Conclusion on Liability
24. While no risk assessment particular to the vestibule had been carried out there was no evidence led of any complaint of a slip or fall or of circumstances which might have given rise to a slip or fall or of such an accident there and as to the absence of which I accept the evidence of Mr. Finglas, who had been employed as the Defendant’s grocery store manager for approximately ten years. In my view, this is significant in the context of the high volume of traffic through the vestibule since it bears out the opinion of the Defendant’s engineer, which I accept, that a high volume of traffic over the concrete floor of the vestibule is not to be equated with a high risk of a slip and fall accident.
25. Insofar as the failure to carry out a risk assessment of the vestibule, to incorporate the vestibule into the grocery department and to so instruct the Plaintiff and other hygiene officers amounts to a breach of duty of care and breach of statutory duty, I am not satisfied that such was causative of the accident.

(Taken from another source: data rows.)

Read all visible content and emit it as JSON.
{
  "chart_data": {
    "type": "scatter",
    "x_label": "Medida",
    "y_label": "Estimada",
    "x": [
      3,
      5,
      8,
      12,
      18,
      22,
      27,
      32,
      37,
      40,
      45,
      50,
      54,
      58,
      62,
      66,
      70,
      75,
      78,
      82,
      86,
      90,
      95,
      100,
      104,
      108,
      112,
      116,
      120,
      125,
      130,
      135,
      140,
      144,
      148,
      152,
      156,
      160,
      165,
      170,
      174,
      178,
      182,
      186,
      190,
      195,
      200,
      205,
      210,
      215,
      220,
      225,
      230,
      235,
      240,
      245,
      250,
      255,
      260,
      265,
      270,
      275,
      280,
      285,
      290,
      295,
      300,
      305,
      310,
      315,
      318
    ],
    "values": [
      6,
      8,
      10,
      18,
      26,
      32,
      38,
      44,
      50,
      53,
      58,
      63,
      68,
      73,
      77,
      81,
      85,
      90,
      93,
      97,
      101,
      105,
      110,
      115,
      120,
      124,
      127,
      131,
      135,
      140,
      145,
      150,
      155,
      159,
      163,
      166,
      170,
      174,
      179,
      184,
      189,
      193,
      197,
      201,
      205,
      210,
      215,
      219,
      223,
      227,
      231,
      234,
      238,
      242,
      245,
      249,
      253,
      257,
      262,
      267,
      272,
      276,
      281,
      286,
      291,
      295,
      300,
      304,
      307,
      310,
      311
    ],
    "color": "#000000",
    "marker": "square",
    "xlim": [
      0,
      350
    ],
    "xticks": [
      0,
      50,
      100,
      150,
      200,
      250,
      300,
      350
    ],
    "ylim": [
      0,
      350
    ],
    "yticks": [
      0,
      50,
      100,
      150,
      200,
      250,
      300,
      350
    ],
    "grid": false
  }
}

26. Accepting his evidence as to the average number of times he would visit the vestibule in a shift, that he did not see anything on the floor before he left the vestibule for the last time before the accident, that had he done so he would have dealt with it in accordance with his training and in circumstances where the spillage most likely occurred within a minute of the Plaintiff leaving the vestibule, to find the Defendant guilty of negligence and in breach of statutory duty would, in my judgment, be tantamount to finding that the Defendant was an insurer for the Plaintiff’s safety and thus strictly liable; that is not the law.
27. Having due regard to the reasons given and the findings made, the Court is not satisfied that the Plaintiff has discharged the onus of proof required by law to establish his case on the balance of probabilities, accordingly, it is unnecessary to consider the issue of contributory negligence raised in the Defence nor does an assessment of damages in respect of the Plaintiff’s injuries arise. However, for the sake of completeness suffice is to say that had it been necessary to do so, and though the medical reports were agreed, I found the Plaintiff to be a poor historian concerning his injuries.
28. Under cross examination he accepted that in March, 2016 at a meeting with his employer to explore a possible return to work that he probably gave information concerning his medical status which was inconsistent with advice which he had by then received from his consultant orthopaedic surgeon, Mr. Morris, and to whom, I am also satisfied, notwithstanding his evidence to the contrary, he did not disclose neurological problems for which had been extensively investigated in 2010. In the event, although there was disagreement as to the degree, it was accepted by both parties at the end of the trial that the Plaintiff’s injuries were of a soft tissue nature only.
29. Having due regard to the conclusions reached in relation to the issue of liability the Plaintiff’s claim must be dismissed. And the Court will so order.